Mon hôte, dis-moi de combien de bêtes exactement se composait le troupeau, en distinguant le nombre de taureaux robustes et celui des vaches, chacune selon sa couleur. Si tu y parviens, on pourrait dire que tu n’es pas un ignorant et que tu n’es pas mauvais mathématicien ; et pourtant, tu ne seras pas encore rangé au nombre des savants.

Continue, et énonce-moi encore tous les détails sur l’arrangement des bœufs du Soleil. Les blancs, lorsqu’ils mélangeaient leur nombre aux noirs, étaient disposés de manière compacte en un ensemble de même profondeur et de même largeur, et les plaines de la Thrinacie étaient remplies de cette foule disposée en carré. Cependant, lorsque les fauves étaient mélangés aux tachetés, ils formaient une figure commençant par un individu puis s’élargissant pour former un triangle, sans que les taureaux d’autres couleurs s’y ajoutent ou n’en soient retranchés.

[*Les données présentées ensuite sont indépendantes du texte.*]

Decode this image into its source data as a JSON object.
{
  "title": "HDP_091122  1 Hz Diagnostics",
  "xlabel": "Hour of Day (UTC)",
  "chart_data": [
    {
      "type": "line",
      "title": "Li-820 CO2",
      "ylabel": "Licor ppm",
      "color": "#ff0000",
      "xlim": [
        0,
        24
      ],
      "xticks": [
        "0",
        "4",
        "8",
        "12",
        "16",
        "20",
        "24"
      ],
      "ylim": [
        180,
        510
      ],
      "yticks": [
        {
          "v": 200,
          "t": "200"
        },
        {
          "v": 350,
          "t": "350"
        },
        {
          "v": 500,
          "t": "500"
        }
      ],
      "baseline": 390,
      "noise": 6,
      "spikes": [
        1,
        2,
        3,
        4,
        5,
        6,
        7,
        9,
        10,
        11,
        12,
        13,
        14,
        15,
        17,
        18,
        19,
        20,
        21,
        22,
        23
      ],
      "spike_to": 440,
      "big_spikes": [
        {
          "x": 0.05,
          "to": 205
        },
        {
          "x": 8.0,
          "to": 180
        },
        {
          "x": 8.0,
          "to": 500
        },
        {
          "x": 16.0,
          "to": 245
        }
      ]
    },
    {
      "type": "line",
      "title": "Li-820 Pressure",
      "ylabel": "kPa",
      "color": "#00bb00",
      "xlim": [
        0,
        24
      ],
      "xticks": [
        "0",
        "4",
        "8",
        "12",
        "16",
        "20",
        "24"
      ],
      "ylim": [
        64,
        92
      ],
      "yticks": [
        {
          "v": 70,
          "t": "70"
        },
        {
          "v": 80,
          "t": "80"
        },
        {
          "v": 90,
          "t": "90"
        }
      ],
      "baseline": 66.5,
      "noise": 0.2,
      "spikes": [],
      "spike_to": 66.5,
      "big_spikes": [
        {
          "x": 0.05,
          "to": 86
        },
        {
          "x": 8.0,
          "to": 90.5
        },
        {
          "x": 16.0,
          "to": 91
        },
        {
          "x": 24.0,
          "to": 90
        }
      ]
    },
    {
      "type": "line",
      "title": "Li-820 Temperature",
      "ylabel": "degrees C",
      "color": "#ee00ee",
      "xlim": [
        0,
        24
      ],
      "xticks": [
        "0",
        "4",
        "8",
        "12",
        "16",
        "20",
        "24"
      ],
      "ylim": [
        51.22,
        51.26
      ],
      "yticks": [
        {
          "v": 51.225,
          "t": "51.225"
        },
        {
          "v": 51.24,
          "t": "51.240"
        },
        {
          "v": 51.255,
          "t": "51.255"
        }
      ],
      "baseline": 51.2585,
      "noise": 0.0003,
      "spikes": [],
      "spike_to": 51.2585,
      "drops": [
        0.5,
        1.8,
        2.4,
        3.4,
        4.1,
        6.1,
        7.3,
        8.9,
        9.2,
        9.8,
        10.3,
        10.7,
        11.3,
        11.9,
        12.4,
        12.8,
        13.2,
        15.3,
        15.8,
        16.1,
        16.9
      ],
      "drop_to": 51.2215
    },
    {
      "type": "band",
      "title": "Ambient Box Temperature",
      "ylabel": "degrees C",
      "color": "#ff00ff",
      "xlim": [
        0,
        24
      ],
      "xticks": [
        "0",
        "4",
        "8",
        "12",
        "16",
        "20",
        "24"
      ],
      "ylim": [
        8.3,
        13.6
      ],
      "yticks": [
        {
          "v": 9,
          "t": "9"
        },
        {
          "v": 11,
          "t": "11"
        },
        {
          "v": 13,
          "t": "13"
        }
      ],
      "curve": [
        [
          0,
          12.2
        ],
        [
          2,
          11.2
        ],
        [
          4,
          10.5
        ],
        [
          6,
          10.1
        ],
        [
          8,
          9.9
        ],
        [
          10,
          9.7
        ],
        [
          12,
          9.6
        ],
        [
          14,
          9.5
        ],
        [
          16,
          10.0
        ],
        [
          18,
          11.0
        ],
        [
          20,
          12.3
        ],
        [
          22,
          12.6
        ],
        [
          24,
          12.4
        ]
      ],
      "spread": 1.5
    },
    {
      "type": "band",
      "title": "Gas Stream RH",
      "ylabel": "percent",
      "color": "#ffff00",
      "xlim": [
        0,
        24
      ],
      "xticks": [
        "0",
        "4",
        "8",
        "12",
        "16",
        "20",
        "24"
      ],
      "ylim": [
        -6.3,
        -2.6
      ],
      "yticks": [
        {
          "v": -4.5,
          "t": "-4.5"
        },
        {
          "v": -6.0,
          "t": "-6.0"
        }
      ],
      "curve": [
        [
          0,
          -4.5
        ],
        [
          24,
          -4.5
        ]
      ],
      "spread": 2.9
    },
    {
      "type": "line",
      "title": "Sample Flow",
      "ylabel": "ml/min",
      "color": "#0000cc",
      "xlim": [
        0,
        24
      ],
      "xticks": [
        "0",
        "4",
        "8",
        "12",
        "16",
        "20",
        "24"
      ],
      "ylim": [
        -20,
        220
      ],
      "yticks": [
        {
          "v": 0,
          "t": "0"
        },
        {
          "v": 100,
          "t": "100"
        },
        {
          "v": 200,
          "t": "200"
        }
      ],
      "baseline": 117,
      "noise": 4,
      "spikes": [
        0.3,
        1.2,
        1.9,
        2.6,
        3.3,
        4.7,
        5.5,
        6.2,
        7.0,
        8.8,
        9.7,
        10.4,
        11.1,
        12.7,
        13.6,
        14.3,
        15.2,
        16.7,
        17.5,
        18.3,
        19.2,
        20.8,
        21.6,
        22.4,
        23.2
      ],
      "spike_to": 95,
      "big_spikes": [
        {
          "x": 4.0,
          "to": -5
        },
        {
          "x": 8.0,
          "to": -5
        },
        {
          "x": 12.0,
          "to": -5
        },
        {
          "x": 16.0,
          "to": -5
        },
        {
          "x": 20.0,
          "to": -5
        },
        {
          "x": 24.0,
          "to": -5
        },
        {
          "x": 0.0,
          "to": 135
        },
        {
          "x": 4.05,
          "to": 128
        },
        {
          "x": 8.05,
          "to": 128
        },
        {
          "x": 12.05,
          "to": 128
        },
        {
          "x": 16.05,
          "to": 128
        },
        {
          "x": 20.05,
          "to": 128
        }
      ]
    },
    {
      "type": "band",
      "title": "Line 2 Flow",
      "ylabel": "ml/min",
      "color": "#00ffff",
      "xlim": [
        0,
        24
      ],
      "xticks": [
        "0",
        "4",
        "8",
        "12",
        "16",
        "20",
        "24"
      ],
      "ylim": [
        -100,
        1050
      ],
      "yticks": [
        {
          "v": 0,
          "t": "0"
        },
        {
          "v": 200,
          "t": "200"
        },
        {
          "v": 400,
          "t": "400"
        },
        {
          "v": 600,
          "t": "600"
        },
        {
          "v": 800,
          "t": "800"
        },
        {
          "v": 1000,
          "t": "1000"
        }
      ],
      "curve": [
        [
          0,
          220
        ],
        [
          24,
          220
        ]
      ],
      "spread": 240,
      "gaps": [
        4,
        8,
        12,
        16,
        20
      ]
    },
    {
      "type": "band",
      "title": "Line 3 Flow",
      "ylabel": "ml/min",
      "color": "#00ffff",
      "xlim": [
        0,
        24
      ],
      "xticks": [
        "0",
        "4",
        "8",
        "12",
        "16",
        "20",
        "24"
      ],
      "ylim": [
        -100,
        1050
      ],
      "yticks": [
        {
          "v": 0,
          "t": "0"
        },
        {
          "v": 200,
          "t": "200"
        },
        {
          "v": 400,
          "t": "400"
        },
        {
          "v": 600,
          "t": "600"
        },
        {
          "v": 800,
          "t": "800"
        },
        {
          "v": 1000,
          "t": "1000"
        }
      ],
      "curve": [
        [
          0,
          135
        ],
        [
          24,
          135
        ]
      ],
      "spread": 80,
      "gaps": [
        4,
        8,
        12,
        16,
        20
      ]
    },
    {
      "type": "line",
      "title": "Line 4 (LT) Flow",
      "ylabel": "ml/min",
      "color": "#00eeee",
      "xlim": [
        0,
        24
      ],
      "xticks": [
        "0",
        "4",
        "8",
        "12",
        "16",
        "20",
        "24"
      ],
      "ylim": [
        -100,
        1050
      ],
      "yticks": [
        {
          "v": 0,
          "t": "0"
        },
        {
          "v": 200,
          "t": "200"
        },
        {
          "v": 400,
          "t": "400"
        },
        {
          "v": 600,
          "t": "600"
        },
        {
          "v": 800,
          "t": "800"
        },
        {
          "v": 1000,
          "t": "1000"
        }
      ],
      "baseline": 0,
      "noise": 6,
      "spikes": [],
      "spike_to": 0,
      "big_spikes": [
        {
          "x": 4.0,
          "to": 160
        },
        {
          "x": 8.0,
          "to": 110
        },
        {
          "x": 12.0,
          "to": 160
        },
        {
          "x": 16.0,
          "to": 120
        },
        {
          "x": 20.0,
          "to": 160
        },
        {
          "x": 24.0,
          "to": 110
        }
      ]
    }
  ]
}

Si tu trouves la solution et la gardes en tête en fournissant toutes les données, tu peux rentrer chez toi, mon hôte, en te vantant d’avoir remporté la victoire ; et sache qu’on t’aura sélectionné comme celui qui a atteint la perfection dans cette science. »

Bon courage pour résoudre ces équations… Un mathématicien moderne a relevé que, sur les huit nombres qui composent la solution, l’un comporte plus de 206500 chiffres !

Il fallait certainement un esprit aussi éclairé que celui d’Archimède pour imaginer un problème d’une telle complexité, et pour concevoir un engin de la subtilité de la machine d’Anticythère. La répartition entre les taureaux et les vaches de différentes couleurs n’est pas sans rappeler la combinaison d’engrenages aux caractéristiques multiples.  Ce mécanisme prodigieux, mis en parallèle avec le Problème des bœufs, montre que nous avons besoin d’ingénieurs, de mathématiciens et … de poètes. Il n’y a pas de technique avancée sans recherche fondamentale, il n’y a pas de science sans les belles-lettres.